A digital signal normally represents digital information by the value of the signal at set times. In interpreting the signal those times must be known. In many systems they are defined by a separate clock signal which is used both by the apparatus that creates the signal and by the apparatus that responds to it. But in some instances, for example when the digital signal has been subjected to an unknown or variable delay, the relationship between the signal and the original timing information used in generating it is lost. Such delays occur when a digital signal is recorded magnetically and then read back, and in communication over long distances, for example by satellite. It is then desirable to be able to extract the timing information to be used in interpreting the signal from the signal itself. Signals which allow that to be done are often described as "self-clocking".
The channel introducing the delay is often bandwidth limited. Bandwidth limitation introduces distortion and makes recovery of the timing information more difficult. Thus a digital signal which originally consisted of sharply localised elementary signals is changed into one in which the elementary signals are depressed and spread out. If the width of each elementary signal spreads far enough, elementary signals at the minimum separation will overlap and interfere with one another.

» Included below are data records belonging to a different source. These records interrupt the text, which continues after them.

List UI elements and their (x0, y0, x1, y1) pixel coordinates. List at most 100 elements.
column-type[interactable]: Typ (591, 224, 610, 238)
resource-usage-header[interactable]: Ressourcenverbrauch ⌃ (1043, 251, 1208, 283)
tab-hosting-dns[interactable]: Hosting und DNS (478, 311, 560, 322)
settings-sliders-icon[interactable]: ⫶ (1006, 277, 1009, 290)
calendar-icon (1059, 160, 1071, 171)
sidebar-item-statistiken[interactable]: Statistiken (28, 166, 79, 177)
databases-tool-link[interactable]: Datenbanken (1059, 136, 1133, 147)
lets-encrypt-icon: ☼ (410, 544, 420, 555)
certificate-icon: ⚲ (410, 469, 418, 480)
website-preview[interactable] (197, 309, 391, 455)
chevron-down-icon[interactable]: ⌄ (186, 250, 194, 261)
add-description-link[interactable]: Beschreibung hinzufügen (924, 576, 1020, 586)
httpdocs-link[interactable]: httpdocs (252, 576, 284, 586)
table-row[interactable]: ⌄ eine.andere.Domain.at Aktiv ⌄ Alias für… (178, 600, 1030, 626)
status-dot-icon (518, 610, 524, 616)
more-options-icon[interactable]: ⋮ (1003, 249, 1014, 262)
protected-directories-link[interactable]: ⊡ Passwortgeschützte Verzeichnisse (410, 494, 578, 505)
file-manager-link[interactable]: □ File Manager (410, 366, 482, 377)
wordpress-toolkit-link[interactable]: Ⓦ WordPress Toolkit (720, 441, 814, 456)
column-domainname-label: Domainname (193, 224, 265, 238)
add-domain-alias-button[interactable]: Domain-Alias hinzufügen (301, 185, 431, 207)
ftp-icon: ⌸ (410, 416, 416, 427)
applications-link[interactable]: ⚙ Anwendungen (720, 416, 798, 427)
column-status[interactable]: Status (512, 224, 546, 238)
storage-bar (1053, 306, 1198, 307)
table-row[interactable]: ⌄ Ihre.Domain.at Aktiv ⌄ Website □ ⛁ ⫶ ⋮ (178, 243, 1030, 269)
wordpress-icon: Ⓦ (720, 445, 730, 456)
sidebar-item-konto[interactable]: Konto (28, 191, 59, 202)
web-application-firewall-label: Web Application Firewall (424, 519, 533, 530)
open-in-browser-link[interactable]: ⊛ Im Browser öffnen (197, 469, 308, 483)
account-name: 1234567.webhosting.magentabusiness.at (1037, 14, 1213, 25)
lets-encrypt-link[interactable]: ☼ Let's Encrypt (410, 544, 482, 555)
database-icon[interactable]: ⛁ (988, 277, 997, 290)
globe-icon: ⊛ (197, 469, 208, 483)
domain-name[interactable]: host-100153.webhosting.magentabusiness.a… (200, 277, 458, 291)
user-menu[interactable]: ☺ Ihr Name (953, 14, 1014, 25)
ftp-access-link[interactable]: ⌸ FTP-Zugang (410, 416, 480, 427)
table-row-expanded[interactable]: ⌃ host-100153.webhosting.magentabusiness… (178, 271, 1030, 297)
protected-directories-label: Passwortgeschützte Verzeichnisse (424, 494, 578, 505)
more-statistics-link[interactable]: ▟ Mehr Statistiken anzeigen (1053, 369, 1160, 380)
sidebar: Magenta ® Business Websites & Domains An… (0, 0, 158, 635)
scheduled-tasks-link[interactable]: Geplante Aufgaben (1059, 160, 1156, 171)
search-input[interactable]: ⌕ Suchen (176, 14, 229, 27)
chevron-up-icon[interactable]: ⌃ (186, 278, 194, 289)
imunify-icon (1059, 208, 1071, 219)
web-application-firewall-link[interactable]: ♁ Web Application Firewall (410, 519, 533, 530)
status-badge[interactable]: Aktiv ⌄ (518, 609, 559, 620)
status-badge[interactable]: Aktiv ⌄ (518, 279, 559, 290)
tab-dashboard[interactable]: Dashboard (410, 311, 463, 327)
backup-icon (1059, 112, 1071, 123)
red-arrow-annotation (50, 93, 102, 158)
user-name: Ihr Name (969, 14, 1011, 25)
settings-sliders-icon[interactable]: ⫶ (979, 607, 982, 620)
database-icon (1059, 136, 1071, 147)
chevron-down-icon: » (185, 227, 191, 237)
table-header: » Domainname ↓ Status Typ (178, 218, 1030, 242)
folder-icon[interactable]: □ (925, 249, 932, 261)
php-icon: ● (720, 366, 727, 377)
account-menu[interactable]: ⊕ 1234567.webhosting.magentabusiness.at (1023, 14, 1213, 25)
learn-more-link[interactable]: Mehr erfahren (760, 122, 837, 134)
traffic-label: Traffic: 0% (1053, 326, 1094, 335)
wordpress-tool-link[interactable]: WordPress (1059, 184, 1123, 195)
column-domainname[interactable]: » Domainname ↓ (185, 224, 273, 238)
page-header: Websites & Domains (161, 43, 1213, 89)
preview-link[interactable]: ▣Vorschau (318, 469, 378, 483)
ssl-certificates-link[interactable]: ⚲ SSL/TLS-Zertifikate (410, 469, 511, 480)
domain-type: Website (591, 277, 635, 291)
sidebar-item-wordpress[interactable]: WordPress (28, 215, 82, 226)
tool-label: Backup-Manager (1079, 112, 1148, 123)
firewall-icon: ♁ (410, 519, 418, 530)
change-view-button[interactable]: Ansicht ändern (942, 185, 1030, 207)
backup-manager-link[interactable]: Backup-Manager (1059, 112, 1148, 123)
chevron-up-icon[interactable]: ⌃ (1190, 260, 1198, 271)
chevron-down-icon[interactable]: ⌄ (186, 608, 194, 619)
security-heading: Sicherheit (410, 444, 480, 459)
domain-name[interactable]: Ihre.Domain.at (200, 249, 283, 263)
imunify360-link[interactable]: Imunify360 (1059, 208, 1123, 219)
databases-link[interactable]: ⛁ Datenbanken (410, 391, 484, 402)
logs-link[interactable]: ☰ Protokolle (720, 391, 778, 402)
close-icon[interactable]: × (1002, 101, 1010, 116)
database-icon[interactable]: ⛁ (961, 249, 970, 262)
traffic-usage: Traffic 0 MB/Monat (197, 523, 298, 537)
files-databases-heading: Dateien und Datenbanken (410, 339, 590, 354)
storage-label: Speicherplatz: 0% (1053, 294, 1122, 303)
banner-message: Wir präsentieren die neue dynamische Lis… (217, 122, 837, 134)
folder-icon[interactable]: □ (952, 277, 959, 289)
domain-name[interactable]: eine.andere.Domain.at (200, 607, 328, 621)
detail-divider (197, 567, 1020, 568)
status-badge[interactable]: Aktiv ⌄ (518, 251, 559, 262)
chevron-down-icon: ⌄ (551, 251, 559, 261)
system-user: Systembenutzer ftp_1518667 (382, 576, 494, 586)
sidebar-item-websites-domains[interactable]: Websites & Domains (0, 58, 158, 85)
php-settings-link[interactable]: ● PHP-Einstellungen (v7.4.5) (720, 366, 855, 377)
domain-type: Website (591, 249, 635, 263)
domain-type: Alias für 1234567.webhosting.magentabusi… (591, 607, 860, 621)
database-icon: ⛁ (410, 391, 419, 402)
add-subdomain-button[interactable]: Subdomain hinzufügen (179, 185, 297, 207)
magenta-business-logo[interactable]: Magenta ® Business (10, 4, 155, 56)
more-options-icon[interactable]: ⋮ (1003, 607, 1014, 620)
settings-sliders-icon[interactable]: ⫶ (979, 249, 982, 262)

Magnetic recording is an illustration of the way that makes recovery of timing information more difficult. The original digital signal consists of a write current in which the elementary signal is a reversal in the direction of the current. There is a minimum separation between reversals, but one reversal is not necessarily followed by another at the minimum separation. Each reversal is recorded on the magnetic medium as a transition between two regions magnetised to saturation in opposite directions and the transition, when read back, produces a bell-shaped read voltage. Now one method of extracting timing information is to detect the peaks of the read signal, on the assumption that each peak indicates the peak of one of these elementary bell-shaped pulses. But if the pulses interfere each peak will be shifted, by a variable amount which depends on whether or not the pulse has neighbours on either side at the minimum separation. Various complicated and unsatisfactory methods have been proposed to compensate for this peak shifting.